V2 Multi-Datacenter Replication Reference: Architecture

This document provides a basic overview of the architecture undergirding Riak Enterprise’s Multi-Datacenter Replication capabilities.

How Replication Works

When Multi-Datacenter Replication is implemented, one Riak cluster acts as a primary cluster. The primary cluster handles replication requests from one or more secondary clusters (generally located in datacenters in other regions or countries). If the datacenter with the primary cluster goes down, a secondary cluster can take over as the primary cluster. In this sense, Riak’s multi-datacenter capabilities are masterless.

Multi-Datacenter Replication has two primary modes of operation: fullsync and realtime. In fullsync mode, a complete synchronization occurs between primary and secondary cluster(s); in realtime mode, continual, incremental synchronization occurs, i.e. replication is triggered by new updates.

Fullsync is performed upon initial connection of a secondary cluster, and then periodically thereafter (every 360 minutes is the default, but this can be modified). Fullsync is also triggered if the TCP connection between primary and secondary cluster is severed and then recovered.

Both fullsync and realtime mode are described in detail below. But first, a few key concepts.

Concepts

Listener Nodes

Listeners, also called servers, are Riak nodes in the primary cluster that listen on an external IP address for replication requests. Any node in a Riak cluster can participate as a listener. Adding more nodes will increase the fault tolerance of the replication process in the event of individual node failures. If a listener node goes down, another node can take its place.

Site Nodes

Site nodes, also called clients, are Riak nodes on a secondary cluster that connect to listener nodes and send replication initiation requests. Site nodes are paired with a listener node when started.

Leadership

Only one node in each cluster will serve as the lead site (client) or listener (server) node. Riak replication uses a leadership-election protocol to determine which node in the cluster will participate in replication. If a site connects to a node in the primary cluster that is not the leader, it will be redirected to the listener node that is currently the leader.

Fullsync Replication

Riak Enterprise performs the following steps during fullsync replication, as illustrated in the Figure below.

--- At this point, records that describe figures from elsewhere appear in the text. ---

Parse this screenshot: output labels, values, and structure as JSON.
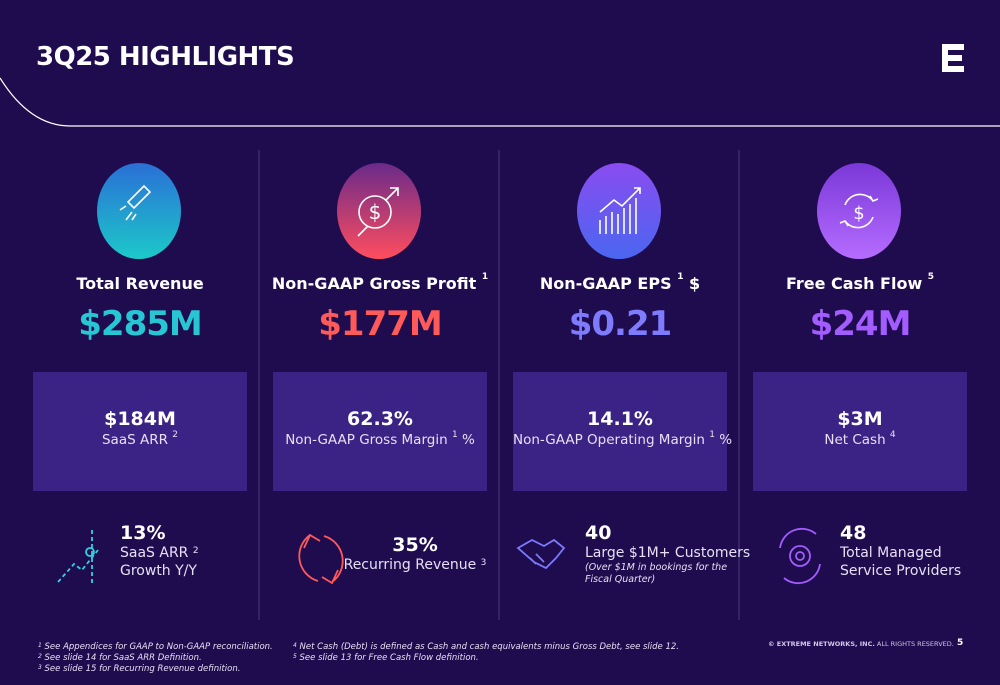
{
  "title": "3Q25 HIGHLIGHTS",
  "columns": [
    {
      "title": "Total Revenue",
      "value": "$285M",
      "box": {
        "value": "$184M",
        "label": "SaaS ARR",
        "label_sup": "2"
      },
      "stat": {
        "value": "13%",
        "lines": [
          "SaaS ARR",
          "Growth Y/Y"
        ],
        "line_sup": "2"
      }
    },
    {
      "title": "Non-GAAP Gross Profit",
      "title_sup": "1",
      "value": "$177M",
      "box": {
        "value": "62.3%",
        "label": "Non-GAAP Gross Margin",
        "label_sup": "1",
        "label_suffix": "%"
      },
      "stat": {
        "value": "35%",
        "lines": [
          "Recurring Revenue"
        ],
        "line_sup": "3"
      }
    },
    {
      "title": "Non-GAAP EPS",
      "title_sup": "1",
      "title_suffix": "$",
      "value": "$0.21",
      "box": {
        "value": "14.1%",
        "label": "Non-GAAP Operating Margin",
        "label_sup": "1",
        "label_suffix": "%"
      },
      "stat": {
        "value": "40",
        "lines": [
          "Large $1M+ Customers"
        ],
        "note": "(Over $1M in bookings for the Fiscal Quarter)"
      }
    },
    {
      "title": "Free Cash Flow",
      "title_sup": "5",
      "value": "$24M",
      "box": {
        "value": "$3M",
        "label": "Net Cash",
        "label_sup": "4"
      },
      "stat": {
        "value": "48",
        "lines": [
          "Total Managed",
          "Service Providers"
        ]
      }
    }
  ],
  "footnotes": [
    {
      "num": "1",
      "text": "See Appendices for GAAP to Non-GAAP reconciliation."
    },
    {
      "num": "2",
      "text": "See slide 14 for SaaS ARR Definition."
    },
    {
      "num": "3",
      "text": "See slide 15 for Recurring Revenue definition."
    },
    {
      "num": "4",
      "text": "Net Cash (Debt) is defined as Cash and cash equivalents minus Gross Debt, see slide 12."
    },
    {
      "num": "5",
      "text": "See slide 13 for Free Cash Flow definition."
    }
  ],
  "copyright": {
    "bold": "© EXTREME NETWORKS, INC.",
    "rest": "ALL RIGHTS RESERVED."
  },
  "page": "5"
}
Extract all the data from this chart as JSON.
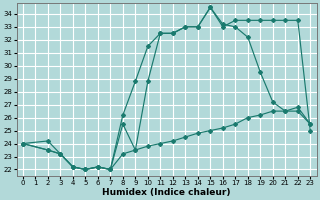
{
  "xlabel": "Humidex (Indice chaleur)",
  "xlim": [
    -0.5,
    23.5
  ],
  "ylim": [
    21.5,
    34.8
  ],
  "yticks": [
    22,
    23,
    24,
    25,
    26,
    27,
    28,
    29,
    30,
    31,
    32,
    33,
    34
  ],
  "xticks": [
    0,
    1,
    2,
    3,
    4,
    5,
    6,
    7,
    8,
    9,
    10,
    11,
    12,
    13,
    14,
    15,
    16,
    17,
    18,
    19,
    20,
    21,
    22,
    23
  ],
  "bg_color": "#b2d9d9",
  "grid_color": "#ffffff",
  "line_color": "#1a7a6e",
  "line1_x": [
    0,
    2,
    3,
    4,
    5,
    6,
    7,
    8,
    9,
    10,
    11,
    12,
    13,
    14,
    15,
    16,
    17,
    18,
    19,
    20,
    21,
    22,
    23
  ],
  "line1_y": [
    24.0,
    24.2,
    23.2,
    22.2,
    22.0,
    22.2,
    22.0,
    26.2,
    28.8,
    31.5,
    32.5,
    32.5,
    33.0,
    33.0,
    34.5,
    33.0,
    33.5,
    33.5,
    33.5,
    33.5,
    33.5,
    33.5,
    25.0
  ],
  "line2_x": [
    0,
    2,
    3,
    4,
    5,
    6,
    7,
    8,
    9,
    10,
    11,
    12,
    13,
    14,
    15,
    16,
    17,
    18,
    19,
    20,
    21,
    22,
    23
  ],
  "line2_y": [
    24.0,
    23.5,
    23.2,
    22.2,
    22.0,
    22.2,
    22.0,
    25.5,
    23.5,
    28.8,
    32.5,
    32.5,
    33.0,
    33.0,
    34.5,
    33.2,
    33.0,
    32.2,
    29.5,
    27.2,
    26.5,
    26.8,
    25.5
  ],
  "line3_x": [
    0,
    2,
    3,
    4,
    5,
    6,
    7,
    8,
    9,
    10,
    11,
    12,
    13,
    14,
    15,
    16,
    17,
    18,
    19,
    20,
    21,
    22,
    23
  ],
  "line3_y": [
    24.0,
    23.5,
    23.2,
    22.2,
    22.0,
    22.2,
    22.0,
    23.2,
    23.5,
    23.8,
    24.0,
    24.2,
    24.5,
    24.8,
    25.0,
    25.2,
    25.5,
    26.0,
    26.2,
    26.5,
    26.5,
    26.5,
    25.5
  ]
}
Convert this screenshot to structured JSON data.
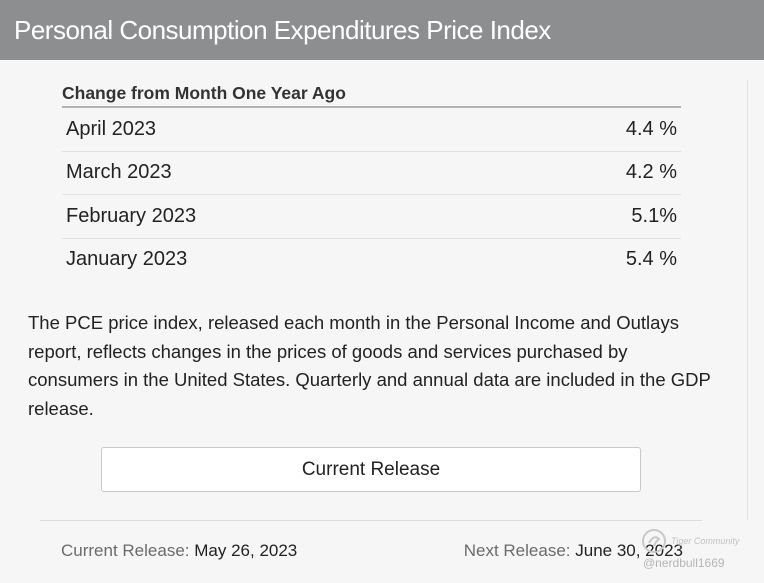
{
  "header": {
    "title": "Personal Consumption Expenditures Price Index"
  },
  "table": {
    "heading": "Change from Month One Year Ago",
    "rows": [
      {
        "month": "April 2023",
        "value": "4.4 %"
      },
      {
        "month": "March 2023",
        "value": "4.2 %"
      },
      {
        "month": "February 2023",
        "value": "5.1%"
      },
      {
        "month": "January 2023",
        "value": "5.4 %"
      }
    ]
  },
  "description": "The PCE price index, released each month in the Personal Income and Outlays report, reflects changes in the prices of goods and services purchased by consumers in the United States. Quarterly and annual data are included in the GDP release.",
  "button": {
    "label": "Current Release"
  },
  "footer": {
    "current_label": "Current Release:",
    "current_date": "May 26, 2023",
    "next_label": "Next Release:",
    "next_date": "June 30, 2023"
  },
  "watermark": {
    "brand": "Tiger Community",
    "handle": "@nerdbull1669"
  },
  "colors": {
    "header_bg": "#8c8e8f",
    "page_bg": "#f6f6f6"
  }
}
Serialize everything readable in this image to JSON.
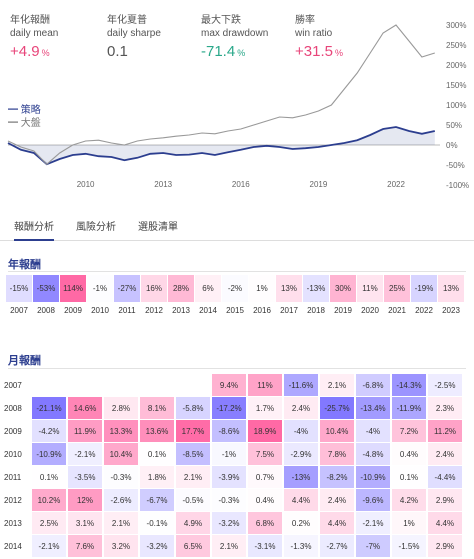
{
  "stats": [
    {
      "label_zh": "年化報酬",
      "label_en": "daily mean",
      "value": "+4.9",
      "unit": "%",
      "tone": "pos"
    },
    {
      "label_zh": "年化夏普",
      "label_en": "daily sharpe",
      "value": "0.1",
      "unit": "",
      "tone": "neu"
    },
    {
      "label_zh": "最大下跌",
      "label_en": "max drawdown",
      "value": "-71.4",
      "unit": "%",
      "tone": "neg"
    },
    {
      "label_zh": "勝率",
      "label_en": "win ratio",
      "value": "+31.5",
      "unit": "%",
      "tone": "pos"
    }
  ],
  "legend": {
    "strategy": "━ 策略",
    "benchmark": "━ 大盤"
  },
  "chart_data": {
    "type": "line",
    "x_ticks": [
      "2010",
      "2013",
      "2016",
      "2019",
      "2022"
    ],
    "y_ticks": [
      "300%",
      "250%",
      "200%",
      "150%",
      "100%",
      "50%",
      "0%",
      "-50%",
      "-100%"
    ],
    "ylim": [
      -100,
      300
    ],
    "series": [
      {
        "name": "策略",
        "color": "#2c3e8f",
        "x": [
          2007.0,
          2007.5,
          2008.0,
          2008.5,
          2009.0,
          2009.5,
          2010.0,
          2010.5,
          2011.0,
          2011.5,
          2012.0,
          2012.5,
          2013.0,
          2013.5,
          2014.0,
          2014.5,
          2015.0,
          2015.5,
          2016.0,
          2016.5,
          2017.0,
          2017.5,
          2018.0,
          2018.5,
          2019.0,
          2019.5,
          2020.0,
          2020.5,
          2021.0,
          2021.5,
          2022.0,
          2022.5,
          2023.0,
          2023.5
        ],
        "y": [
          5,
          -12,
          -20,
          -48,
          -35,
          -25,
          -22,
          -28,
          -30,
          -38,
          -32,
          -22,
          -20,
          -25,
          -24,
          -20,
          -25,
          -18,
          -12,
          -5,
          -2,
          -5,
          -10,
          -8,
          -5,
          0,
          5,
          12,
          25,
          40,
          45,
          35,
          28,
          35
        ]
      },
      {
        "name": "大盤",
        "color": "#999999",
        "x": [
          2007.0,
          2007.5,
          2008.0,
          2008.5,
          2009.0,
          2009.5,
          2010.0,
          2010.5,
          2011.0,
          2011.5,
          2012.0,
          2012.5,
          2013.0,
          2013.5,
          2014.0,
          2014.5,
          2015.0,
          2015.5,
          2016.0,
          2016.5,
          2017.0,
          2017.5,
          2018.0,
          2018.5,
          2019.0,
          2019.5,
          2020.0,
          2020.5,
          2021.0,
          2021.5,
          2022.0,
          2022.5,
          2023.0,
          2023.5
        ],
        "y": [
          10,
          -5,
          -15,
          -48,
          -20,
          0,
          10,
          12,
          5,
          0,
          10,
          15,
          18,
          22,
          25,
          30,
          28,
          35,
          40,
          50,
          60,
          70,
          68,
          75,
          85,
          100,
          140,
          180,
          230,
          280,
          300,
          260,
          220,
          230
        ]
      }
    ]
  },
  "tabs": [
    {
      "label": "報酬分析",
      "active": true
    },
    {
      "label": "風險分析",
      "active": false
    },
    {
      "label": "選股清單",
      "active": false
    }
  ],
  "annual": {
    "title": "年報酬",
    "years": [
      "2007",
      "2008",
      "2009",
      "2010",
      "2011",
      "2012",
      "2013",
      "2014",
      "2015",
      "2016",
      "2017",
      "2018",
      "2019",
      "2020",
      "2021",
      "2022",
      "2023"
    ],
    "values": [
      "-15%",
      "-53%",
      "114%",
      "-1%",
      "-27%",
      "16%",
      "28%",
      "6%",
      "-2%",
      "1%",
      "13%",
      "-13%",
      "30%",
      "11%",
      "25%",
      "-19%",
      "13%"
    ],
    "nums": [
      -15,
      -53,
      114,
      -1,
      -27,
      16,
      28,
      6,
      -2,
      1,
      13,
      -13,
      30,
      11,
      25,
      -19,
      13
    ]
  },
  "monthly": {
    "title": "月報酬",
    "years": [
      "2007",
      "2008",
      "2009",
      "2010",
      "2011",
      "2012",
      "2013",
      "2014"
    ],
    "rows": [
      [
        "",
        "",
        "",
        "",
        "",
        "9.4%",
        "11%",
        "-11.6%",
        "2.1%",
        "-6.8%",
        "-14.3%",
        "-2.5%"
      ],
      [
        "-21.1%",
        "14.6%",
        "2.8%",
        "8.1%",
        "-5.8%",
        "-17.2%",
        "1.7%",
        "2.4%",
        "-25.7%",
        "-13.4%",
        "-11.9%",
        "2.3%"
      ],
      [
        "-4.2%",
        "11.9%",
        "13.3%",
        "13.6%",
        "17.7%",
        "-8.6%",
        "18.9%",
        "-4%",
        "10.4%",
        "-4%",
        "7.2%",
        "11.2%"
      ],
      [
        "-10.9%",
        "-2.1%",
        "10.4%",
        "0.1%",
        "-8.5%",
        "-1%",
        "7.5%",
        "-2.9%",
        "7.8%",
        "-4.8%",
        "0.4%",
        "2.4%"
      ],
      [
        "0.1%",
        "-3.5%",
        "-0.3%",
        "1.8%",
        "2.1%",
        "-3.9%",
        "0.7%",
        "-13%",
        "-8.2%",
        "-10.9%",
        "0.1%",
        "-4.4%"
      ],
      [
        "10.2%",
        "12%",
        "-2.6%",
        "-6.7%",
        "-0.5%",
        "-0.3%",
        "0.4%",
        "4.4%",
        "2.4%",
        "-9.6%",
        "4.2%",
        "2.9%"
      ],
      [
        "2.5%",
        "3.1%",
        "2.1%",
        "-0.1%",
        "4.9%",
        "-3.2%",
        "6.8%",
        "0.2%",
        "4.4%",
        "-2.1%",
        "1%",
        "4.4%"
      ],
      [
        "-2.1%",
        "7.6%",
        "3.2%",
        "-3.2%",
        "6.5%",
        "2.1%",
        "-3.1%",
        "-1.3%",
        "-2.7%",
        "-7%",
        "-1.5%",
        "2.9%"
      ]
    ],
    "nums": [
      [
        null,
        null,
        null,
        null,
        null,
        9.4,
        11,
        -11.6,
        2.1,
        -6.8,
        -14.3,
        -2.5
      ],
      [
        -21.1,
        14.6,
        2.8,
        8.1,
        -5.8,
        -17.2,
        1.7,
        2.4,
        -25.7,
        -13.4,
        -11.9,
        2.3
      ],
      [
        -4.2,
        11.9,
        13.3,
        13.6,
        17.7,
        -8.6,
        18.9,
        -4,
        10.4,
        -4,
        7.2,
        11.2
      ],
      [
        -10.9,
        -2.1,
        10.4,
        0.1,
        -8.5,
        -1,
        7.5,
        -2.9,
        7.8,
        -4.8,
        0.4,
        2.4
      ],
      [
        0.1,
        -3.5,
        -0.3,
        1.8,
        2.1,
        -3.9,
        0.7,
        -13,
        -8.2,
        -10.9,
        0.1,
        -4.4
      ],
      [
        10.2,
        12,
        -2.6,
        -6.7,
        -0.5,
        -0.3,
        0.4,
        4.4,
        2.4,
        -9.6,
        4.2,
        2.9
      ],
      [
        2.5,
        3.1,
        2.1,
        -0.1,
        4.9,
        -3.2,
        6.8,
        0.2,
        4.4,
        -2.1,
        1,
        4.4
      ],
      [
        -2.1,
        7.6,
        3.2,
        -3.2,
        6.5,
        2.1,
        -3.1,
        -1.3,
        -2.7,
        -7,
        -1.5,
        2.9
      ]
    ]
  }
}
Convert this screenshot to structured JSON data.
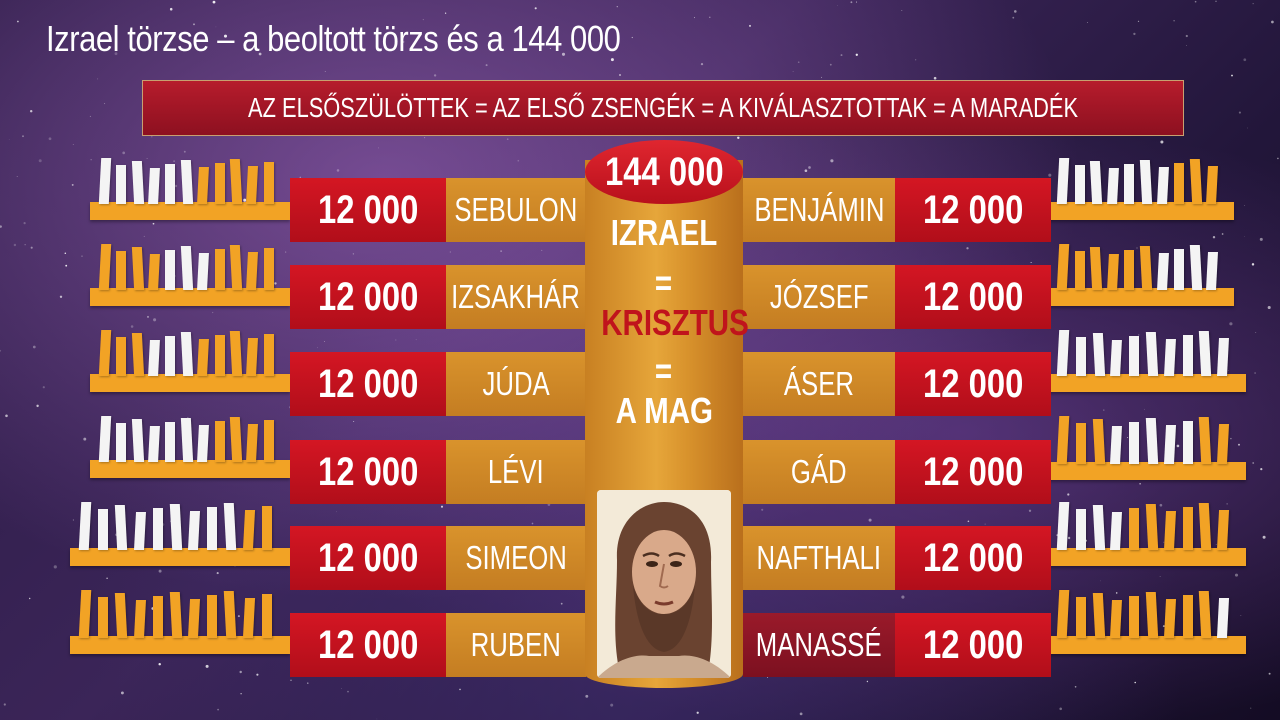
{
  "title": "Izrael törzse – a beoltott törzs és a 144 000",
  "banner": "AZ ELSŐSZÜLÖTTEK = AZ ELSŐ ZSENGÉK = A KIVÁLASZTOTTAK = A MARADÉK",
  "center": {
    "total": "144 000",
    "line1": "IZRAEL",
    "eq1": "=",
    "line2": "KRISZTUS",
    "eq2": "=",
    "line3": "A MAG"
  },
  "left_tribes": [
    {
      "name": "SEBULON",
      "count": "12 000"
    },
    {
      "name": "IZSAKHÁR",
      "count": "12 000"
    },
    {
      "name": "JÚDA",
      "count": "12 000"
    },
    {
      "name": "LÉVI",
      "count": "12 000"
    },
    {
      "name": "SIMEON",
      "count": "12 000"
    },
    {
      "name": "RUBEN",
      "count": "12 000"
    }
  ],
  "right_tribes": [
    {
      "name": "BENJÁMIN",
      "count": "12 000"
    },
    {
      "name": "JÓZSEF",
      "count": "12 000"
    },
    {
      "name": "ÁSER",
      "count": "12 000"
    },
    {
      "name": "GÁD",
      "count": "12 000"
    },
    {
      "name": "NAFTHALI",
      "count": "12 000"
    },
    {
      "name": "MANASSÉ",
      "count": "12 000"
    }
  ],
  "colors": {
    "red": "#d41623",
    "gold": "#d9932c",
    "orange_peg": "#f2a325",
    "white_peg": "#f4f4f4",
    "dark_red": "#8d1020",
    "white_text": "#ffffff",
    "crimson_text": "#c0141c"
  },
  "icons": [
    "jesus-portrait-image"
  ]
}
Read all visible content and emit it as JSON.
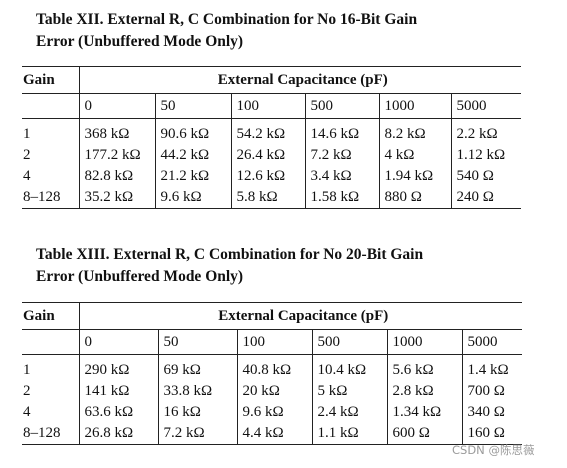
{
  "tables": [
    {
      "title_line1": "Table XII.  External R, C Combination for No 16-Bit Gain",
      "title_line2": "Error (Unbuffered Mode Only)",
      "gain_header": "Gain",
      "cap_header": "External Capacitance (pF)",
      "cap_values": [
        "0",
        "50",
        "100",
        "500",
        "1000",
        "5000"
      ],
      "rows": [
        {
          "gain": "1",
          "cells": [
            "368 kΩ",
            "90.6 kΩ",
            "54.2 kΩ",
            "14.6 kΩ",
            "8.2 kΩ",
            "2.2 kΩ"
          ]
        },
        {
          "gain": "2",
          "cells": [
            "177.2 kΩ",
            "44.2 kΩ",
            "26.4 kΩ",
            "7.2 kΩ",
            "4 kΩ",
            "1.12 kΩ"
          ]
        },
        {
          "gain": "4",
          "cells": [
            "82.8 kΩ",
            "21.2 kΩ",
            "12.6 kΩ",
            "3.4 kΩ",
            "1.94 kΩ",
            "540 Ω"
          ]
        },
        {
          "gain": "8–128",
          "cells": [
            "35.2 kΩ",
            "9.6 kΩ",
            "5.8 kΩ",
            "1.58 kΩ",
            "880 Ω",
            "240 Ω"
          ]
        }
      ]
    },
    {
      "title_line1": "Table XIII.  External R, C Combination for No 20-Bit Gain",
      "title_line2": "Error (Unbuffered Mode Only)",
      "gain_header": "Gain",
      "cap_header": "External Capacitance (pF)",
      "cap_values": [
        "0",
        "50",
        "100",
        "500",
        "1000",
        "5000"
      ],
      "rows": [
        {
          "gain": "1",
          "cells": [
            "290 kΩ",
            "69 kΩ",
            "40.8 kΩ",
            "10.4 kΩ",
            "5.6 kΩ",
            "1.4 kΩ"
          ]
        },
        {
          "gain": "2",
          "cells": [
            "141 kΩ",
            "33.8 kΩ",
            "20 kΩ",
            "5 kΩ",
            "2.8 kΩ",
            "700 Ω"
          ]
        },
        {
          "gain": "4",
          "cells": [
            "63.6 kΩ",
            "16 kΩ",
            "9.6 kΩ",
            "2.4 kΩ",
            "1.34 kΩ",
            "340 Ω"
          ]
        },
        {
          "gain": "8–128",
          "cells": [
            "26.8 kΩ",
            "7.2 kΩ",
            "4.4 kΩ",
            "1.1 kΩ",
            "600 Ω",
            "160 Ω"
          ]
        }
      ]
    }
  ],
  "watermark": "CSDN @陈思薇"
}
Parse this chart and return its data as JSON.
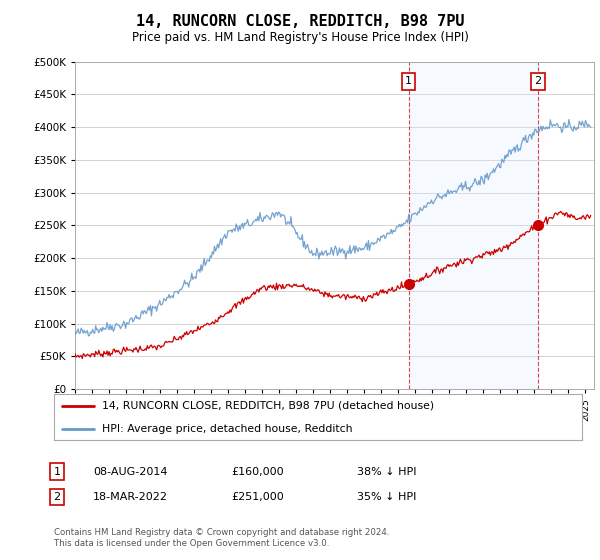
{
  "title": "14, RUNCORN CLOSE, REDDITCH, B98 7PU",
  "subtitle": "Price paid vs. HM Land Registry's House Price Index (HPI)",
  "legend_line1": "14, RUNCORN CLOSE, REDDITCH, B98 7PU (detached house)",
  "legend_line2": "HPI: Average price, detached house, Redditch",
  "sale1_date": 2014.6,
  "sale1_price": 160000,
  "sale1_label": "08-AUG-2014",
  "sale1_pct": "38% ↓ HPI",
  "sale2_date": 2022.21,
  "sale2_price": 251000,
  "sale2_label": "18-MAR-2022",
  "sale2_pct": "35% ↓ HPI",
  "footnote": "Contains HM Land Registry data © Crown copyright and database right 2024.\nThis data is licensed under the Open Government Licence v3.0.",
  "ylim": [
    0,
    500000
  ],
  "xlim": [
    1995,
    2025.5
  ],
  "red_color": "#cc0000",
  "blue_color": "#6699cc",
  "shade_color": "#ddeeff",
  "grid_color": "#cccccc",
  "background_color": "#ffffff",
  "title_fontsize": 11,
  "subtitle_fontsize": 9
}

A TCP connection is established between the primary and secondary clusters
The site node in the secondary cluster initiates fullsync replication with the primary node by sending a message to the listener node in the primary cluster
The site and listener nodes iterate through each vnode in their respective clusters and compute a hash for each key’s object value. The site node on the secondary cluster sends its complete list of key/hash pairs to the listener node in the primary cluster. The listener node then sequentially compares its key/hash pairs with the primary cluster’s pairs, identifying any missing objects or updates needed in the secondary cluster.
The listener node streams the missing objects/updates to the secondary cluster.
The secondary cluster replicates the updates within the cluster to achieve the new object values, completing the fullsync cycle

MDC Fullsync

Realtime Replication

Riak Enterprise performs the following steps during realtime replication, as illustrated in the Figure below.

The secondary cluster establishes a TCP connection to the primary
Realtime replication of a key/object is initiated when an update is sent from a client to the primary cluster
The primary cluster replicates the object locally
The listener node on the primary cluster streams an update to the secondary cluster
The site node within the secondary cluster receives and replicates the update

MDC Realtime

Restrictions

It is important to note that both clusters must have certain attributes in common for Multi-Datacenter Replication to work. If you are using either fullsync or realtime replication, both clusters must have the same ring size; if you are using fullsync replication, every bucket’s n_val must be the same in both the source and sink cluster.